It’s also important to note that some of those creatures being tested in Elpis are known to have souls, not all are arcane entities. The Lykaons and I presume other animals we see likely are possessed of a soul.
So allow me to speculate something. We all know that Elpis and the Ancients are Greek as can be. The names, architecture, and creatures all scream it. But what if it was also the way viewing the world that’s also Greek?
There’s a school of ethical thought called Virtue Ethics that dates back to Plato and Aristotle. In Aristotles conception, there’s an idea called telos which basically means purpose or goal. The idea is that all beings have a telos and it’s what decides whether they are living and acting as they should. A shipbuilders telos, for example, is to build ships and to build them well. They shouldn’t sink, they shouldn’t fall apart, they should be functional, etc. Playing through Elpis one only has to look around to the Ancients discussing Telos. Their creations are all judged by their telos and ability to see it out. Does it fulfill a role in the environment, does it add anything to a habitat, does it do those things well? The Ancients even view themselves with a very Aristotelian lens, talking about their role as stewards of the star, how one lives only long enough to see the completion of their duty and then returns to the star, how horrible it is to have their role ended before it is complete, etc. etc. Now Aristotle I don’t think would agree them, he has a whole thing about the virtues and all, but breaking everything down to a single purpose does track I think.

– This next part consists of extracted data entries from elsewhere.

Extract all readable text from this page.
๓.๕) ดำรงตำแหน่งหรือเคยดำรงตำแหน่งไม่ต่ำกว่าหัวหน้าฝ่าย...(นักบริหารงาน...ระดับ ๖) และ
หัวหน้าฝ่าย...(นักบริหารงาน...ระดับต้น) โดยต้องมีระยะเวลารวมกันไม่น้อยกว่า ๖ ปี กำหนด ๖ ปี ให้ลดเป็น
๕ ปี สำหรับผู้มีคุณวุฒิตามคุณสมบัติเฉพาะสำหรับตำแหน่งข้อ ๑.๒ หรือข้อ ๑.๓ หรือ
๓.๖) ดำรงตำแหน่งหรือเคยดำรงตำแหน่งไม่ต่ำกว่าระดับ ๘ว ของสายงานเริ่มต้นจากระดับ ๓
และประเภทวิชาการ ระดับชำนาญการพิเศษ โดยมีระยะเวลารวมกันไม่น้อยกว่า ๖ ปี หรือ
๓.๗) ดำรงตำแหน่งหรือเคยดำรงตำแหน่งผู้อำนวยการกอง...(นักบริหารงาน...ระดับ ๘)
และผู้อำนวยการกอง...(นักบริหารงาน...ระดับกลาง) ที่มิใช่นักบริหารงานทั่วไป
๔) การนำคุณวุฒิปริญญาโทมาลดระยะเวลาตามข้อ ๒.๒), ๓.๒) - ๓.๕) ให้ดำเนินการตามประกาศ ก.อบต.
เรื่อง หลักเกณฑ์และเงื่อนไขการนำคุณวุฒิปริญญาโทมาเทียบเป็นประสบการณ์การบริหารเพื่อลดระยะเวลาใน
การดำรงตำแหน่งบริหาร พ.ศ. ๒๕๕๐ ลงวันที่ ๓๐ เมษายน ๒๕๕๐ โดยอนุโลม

With this I also think we begin to see another dimension to Hermes objection. Having played the role of judge for so long, Hermes comes to doubt the actual value of telos as a way of viewing living beings. He watches as creatures are made, fail, and die raging and screaming against their end, all the while this process is called a moral good by his fellow Ancients. He realizes that if all life is is about fulfilling a specified purpose then Ancients as well have an end point, and will have no telos. And so he becomes disillusioned, and seeks other answers, other reasons for living. Then Meteions report comes. So he decides to make a final judgement. If mankind cannot find a reason for living that can survive the Final Days, then they are doomed no matter what. They would die either in the fires of calamity, or in the slow release of returning to the star.
Suddenly, a lot of worldviews start clicking for me when I view it that way. But I can’t point to an in text example of that term being used so for now it remains just a theory![]()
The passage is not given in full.